Le moins qu’on puisse dire, c’est que le Parti québécois brasse la cage de l’Assemblée nationale du Québec ces jours-ci. En refusant de prêter allégeance au roi Charles III, le chef du Parti québécois, Paul St-Pierre Plamondon, et les deux seuls autres candidats péquistes élus le 3 octobre dernier, ont réussi à remettre la question du serment d’allégeance à l’avant-plan de l’actualité.

Les 11 candidats élus de Québec solidaire ont eux aussi décidé de se joindre au mouvement d’opposition au serment, ce qui va augmenter la pression sur le gouvernement de François Legault.

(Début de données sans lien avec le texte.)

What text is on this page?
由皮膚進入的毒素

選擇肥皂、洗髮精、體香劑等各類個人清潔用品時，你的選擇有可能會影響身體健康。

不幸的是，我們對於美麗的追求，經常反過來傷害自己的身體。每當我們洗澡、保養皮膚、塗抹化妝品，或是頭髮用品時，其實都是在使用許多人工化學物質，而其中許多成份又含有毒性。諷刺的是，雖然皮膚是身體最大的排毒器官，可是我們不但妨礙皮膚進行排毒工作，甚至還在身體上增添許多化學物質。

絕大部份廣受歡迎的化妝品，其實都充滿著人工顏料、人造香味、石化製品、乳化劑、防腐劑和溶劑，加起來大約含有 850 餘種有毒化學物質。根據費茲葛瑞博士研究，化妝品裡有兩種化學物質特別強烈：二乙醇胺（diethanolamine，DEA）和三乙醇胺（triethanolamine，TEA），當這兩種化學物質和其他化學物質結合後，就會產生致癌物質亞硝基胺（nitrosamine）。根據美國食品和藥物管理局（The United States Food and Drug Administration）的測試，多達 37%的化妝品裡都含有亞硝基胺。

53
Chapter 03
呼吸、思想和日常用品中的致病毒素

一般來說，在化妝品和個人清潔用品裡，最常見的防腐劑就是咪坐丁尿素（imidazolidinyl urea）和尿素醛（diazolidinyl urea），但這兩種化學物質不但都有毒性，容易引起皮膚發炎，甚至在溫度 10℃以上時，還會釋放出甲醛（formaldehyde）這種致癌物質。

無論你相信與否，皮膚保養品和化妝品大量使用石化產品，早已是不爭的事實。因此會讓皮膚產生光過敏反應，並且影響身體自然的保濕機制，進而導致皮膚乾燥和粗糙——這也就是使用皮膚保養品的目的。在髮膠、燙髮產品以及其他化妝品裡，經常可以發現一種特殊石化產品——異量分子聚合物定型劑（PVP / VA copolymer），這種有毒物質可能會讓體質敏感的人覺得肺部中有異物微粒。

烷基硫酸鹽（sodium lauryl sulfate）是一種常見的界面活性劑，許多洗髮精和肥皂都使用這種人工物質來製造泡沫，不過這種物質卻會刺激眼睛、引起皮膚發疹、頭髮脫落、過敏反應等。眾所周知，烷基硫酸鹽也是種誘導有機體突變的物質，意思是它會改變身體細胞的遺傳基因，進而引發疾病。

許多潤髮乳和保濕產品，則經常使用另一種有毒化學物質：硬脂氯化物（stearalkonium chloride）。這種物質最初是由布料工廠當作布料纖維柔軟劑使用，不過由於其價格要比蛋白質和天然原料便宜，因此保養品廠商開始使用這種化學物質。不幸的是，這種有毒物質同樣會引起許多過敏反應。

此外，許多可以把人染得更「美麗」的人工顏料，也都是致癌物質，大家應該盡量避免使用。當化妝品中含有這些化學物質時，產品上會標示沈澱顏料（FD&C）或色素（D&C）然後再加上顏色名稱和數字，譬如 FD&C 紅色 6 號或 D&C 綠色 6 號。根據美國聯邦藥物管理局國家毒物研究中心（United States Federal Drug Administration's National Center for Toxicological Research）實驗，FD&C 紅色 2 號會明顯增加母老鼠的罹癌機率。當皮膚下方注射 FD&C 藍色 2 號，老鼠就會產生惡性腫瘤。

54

Pour ajouter du piquant à cette affaire, précisons que, même si les députés péquistes Joël Arseneau et Pascal Bérubé se sont rangés derrière leur chef, ils ont déjà prêté allégeance à la Couronne britannique dans le passé parce qu’ils siègent à l’Assemblée nationale depuis respectivement 2018 et 2007.

Rappelons aussi que la Coalition Avenir Québec, qui forme le gouvernement, n’a pas ce serment en odeur de… royauté.

Non seulement il «ne fait l’affaire de personne», a déclaré dans la foulée de ce débat le ministre de la CAQ Simon Jolin-Barrette, mais ce gouvernement a présenté un projet de réforme parlementaire qui l’aurait rendu facultatif. La réforme n’a pas encore abouti.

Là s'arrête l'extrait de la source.